I have a dataframe as follows
Cycle | A_0 | A_1 | A_2 | A_3 | B_0 | B_1 | B_2 | B_3 |
---|---|---|---|---|---|---|---|---|
1 | 3 | 4 | 5 | 6 | 1 | 4 | 5 | |
1 | 8 | 5 | 3 | 1 | 0 | 8 | 6 | 4 |
2 | 7 | 9 | 1 | 6 | 1 | 0 | 2 | 3 |
3 | 5 | 9 | 1 | 0 | 3 | 8 | 3 |
this dataframe has to combined to two column A and B
Expected output
Cycle | A | B |
---|---|---|
1 | 3 | |
1 | 4 | 1 |
1 | 5 | 4 |
1 | 6 | 5 |
1 | 8 | 0 |
1 | 5 | 8 |
1 | 3 | 6 |
1 | 1 | 4 |
2 | 7 | 1 |
2 | 9 | 0 |
2 | 1 | 2 |
2 | 6 | 3 |
3 | 5 | 0 |
3 | 3 | |
3 | 9 | 8 |
3 | 1 | 3 |
What i did?
A = [f"A_{i}" for i in range(20)]
B = [f"B_{i}" for i in range(20)]
df2['A'] = df[A].bfill(axis=1).iloc[:, 0]
df2['B'] = df[B].bfill(axis=1).iloc[:, 0]
This line of code is givng me an output datframe by avoiding the nan. How can i get the expected output?
ADDON
added a new colum to the initial data and expected outcome
CodePudding user response:
You could use a dictionary comprehension after splitting the column names on the _
:
In [1]: import pandas as pd
...:
...: d = {
...: 'A_0': ['3', '8', '7', '5'],
...: 'A_1': ['4', '5', '9', ''],
...: 'A_2': ['5', '3', '1', '9'],
...: 'A_3': ['6', '1', '6', '1'],
...: 'B_0': ['', '0', '1', '0'],
...: 'B_1': ['1', '8', '0', '3'],
...: 'B_2': ['4', '6', '2', '8'],
...: 'B_3': ['5', '4', '3', '3'],
...: }
...:
...: df = pd.DataFrame(data=d)
...: df
Out[1]:
A_0 A_1 A_2 A_3 B_0 B_1 B_2 B_3
0 3 4 5 6 1 4 5
1 8 5 3 1 0 8 6 4
2 7 9 1 6 1 0 2 3
3 5 9 1 0 3 8 3
In [2]: df = pd.DataFrame({
...: key: pd.Series(vals.to_numpy().ravel())

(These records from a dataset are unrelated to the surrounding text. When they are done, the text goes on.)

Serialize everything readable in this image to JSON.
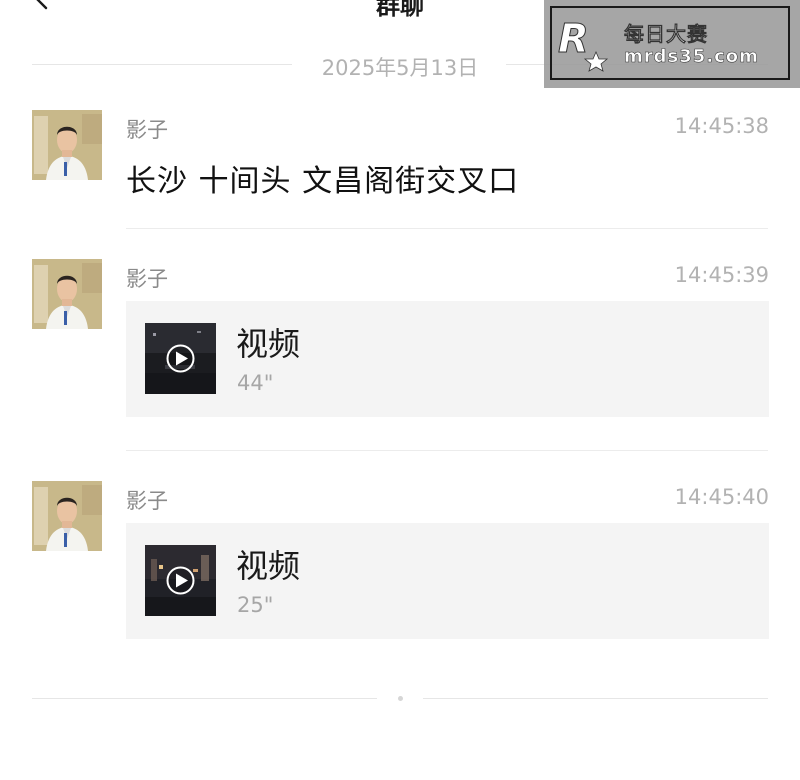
{
  "header": {
    "title": "群聊"
  },
  "watermark": {
    "brand_title": "每日大赛",
    "url": "mrds35.com"
  },
  "date_divider": "2025年5月13日",
  "messages": [
    {
      "sender": "影子",
      "time": "14:45:38",
      "type": "text",
      "text": "长沙 十间头 文昌阁街交叉口"
    },
    {
      "sender": "影子",
      "time": "14:45:39",
      "type": "video",
      "video_label": "视频",
      "duration": "44\""
    },
    {
      "sender": "影子",
      "time": "14:45:40",
      "type": "video",
      "video_label": "视频",
      "duration": "25\""
    }
  ],
  "icons": {
    "back": "chevron-left-icon",
    "play": "play-icon"
  },
  "colors": {
    "background": "#ffffff",
    "secondary_text": "#b2b2b2",
    "card_background": "#f4f4f4"
  }
}
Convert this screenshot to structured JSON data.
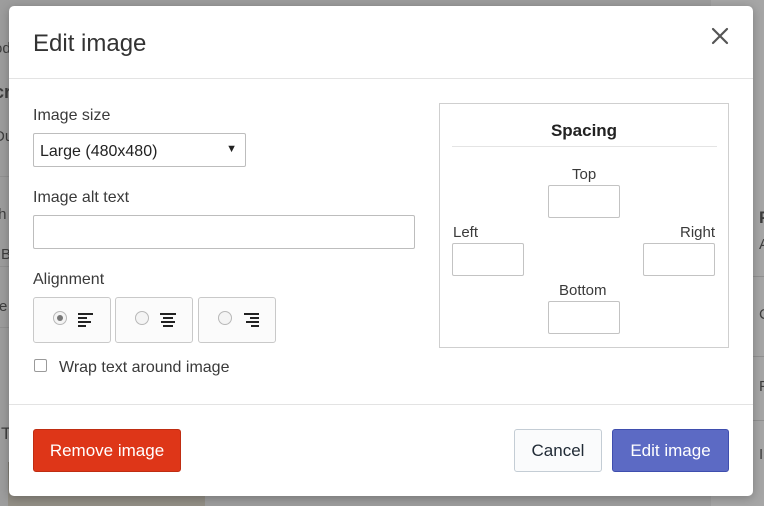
{
  "background": {
    "left_fragments": [
      "od",
      "cr",
      "Du",
      "th",
      "B",
      "e",
      "T"
    ],
    "right_fragments": [
      "P",
      "A",
      "C",
      "F",
      "I"
    ]
  },
  "modal": {
    "title": "Edit image",
    "close_icon": "close-icon",
    "image_size": {
      "label": "Image size",
      "selected": "Large (480x480)",
      "arrow": "▼"
    },
    "alt_text": {
      "label": "Image alt text",
      "value": ""
    },
    "alignment": {
      "label": "Alignment",
      "options": [
        {
          "name": "left",
          "checked": true,
          "icon": "align-left-icon"
        },
        {
          "name": "center",
          "checked": false,
          "icon": "align-center-icon"
        },
        {
          "name": "right",
          "checked": false,
          "icon": "align-right-icon"
        }
      ]
    },
    "wrap_text": {
      "label": "Wrap text around image",
      "checked": false
    },
    "spacing": {
      "title": "Spacing",
      "top": "Top",
      "left": "Left",
      "right": "Right",
      "bottom": "Bottom"
    },
    "footer": {
      "remove": "Remove image",
      "cancel": "Cancel",
      "submit": "Edit image"
    }
  },
  "colors": {
    "destructive": "#de3618",
    "primary": "#5c6ac4",
    "overlay": "#9d9d9d"
  }
}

...: for key, vals in df.groupby(lambda col: col.split('_')[0], axis=1)
...: })
...: df
Out[2]:
A B
0 3
1 4 1
2 5 4
3 6 5
4 8 0
5 5 8
6 3 6
7 1 4
8 7 1
9 9 0
10 1 2
11 6 3
12 5 0
13 3
14 9 8
15 1 3
CodePudding user response:
code part
columns = pd.Index(['A_0', 'A_1', 'A_2', 'A_3', 'B_0', 'B_1', 'B_2', 'B_3'], dtype='string')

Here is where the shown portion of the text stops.